Holiday Stress? Give Yourself a Gift
My boss frequently uses the expression “Be a duck. Let it roll off your back, “ to make sure thefrequent change, intense pressures, and weighted emotions that come at our team daily don’t throw off our ability to perform or distract from our priorities. This is a good reminder to help keep those external stressors from disrupting what I need to get done, but often it doesn’t help me with my biggest stress source – myself.
Most of the pressure, fear, and stress I experience is actually internally generated. My expectations of myself drive a kind of pressure much more intense than any outside stressors and my boss’s favorite duck mantra doesn’t help with them. How do you let it roll off your back when it’s coming from inside your head and heart?
For me, holiday stress is this kind of self-generated pressure.
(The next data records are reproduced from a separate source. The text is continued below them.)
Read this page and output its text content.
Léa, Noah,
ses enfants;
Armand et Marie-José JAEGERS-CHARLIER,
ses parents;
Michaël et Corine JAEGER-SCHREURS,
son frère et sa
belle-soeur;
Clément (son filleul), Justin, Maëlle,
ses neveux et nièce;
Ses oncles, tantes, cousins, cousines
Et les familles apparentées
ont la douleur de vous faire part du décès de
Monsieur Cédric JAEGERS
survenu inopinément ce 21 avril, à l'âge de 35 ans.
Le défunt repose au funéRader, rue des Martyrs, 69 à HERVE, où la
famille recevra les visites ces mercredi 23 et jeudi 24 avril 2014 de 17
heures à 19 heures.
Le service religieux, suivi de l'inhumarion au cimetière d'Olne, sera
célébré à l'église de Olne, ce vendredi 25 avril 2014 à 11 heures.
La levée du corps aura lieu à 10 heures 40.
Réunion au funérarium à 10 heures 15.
The idea that because I did it previously (beautiful packages with curled ribbons for all!), I have to achieve (or over-achieve) with some new delight is a huge source of internal pressure for me. The curse of traditions, the ongoing attempt to recapture the “joy” of the holidays past, the fear that I’m going to disappoint a loved one.
- Will my nephews care if their gifts aren’t wrapped perfectly? Or at all?
- Will my sisters be disappointed if I don’t shop for them at all?
- How will I find meaningful gifts, on a set budget, with a hard deadline?
To reduce holiday stress, since the duck strategy doesn’t work for these internal pressures, I have started to allow myself to accept each holiday as a unique experience, to accept there is no perfect holiday, wrapping job, or present and no need to top last year. I now allow myself to focus on the parts of the traditions that I want to and can experience this year.
So give yourself a gift. Take a deep breath, exhale slowly and with that exhale allow all of these fears, worries, and concerns be released into the December air. Let yourself off the hook. Release yourself from the stress and obligations of your own demands.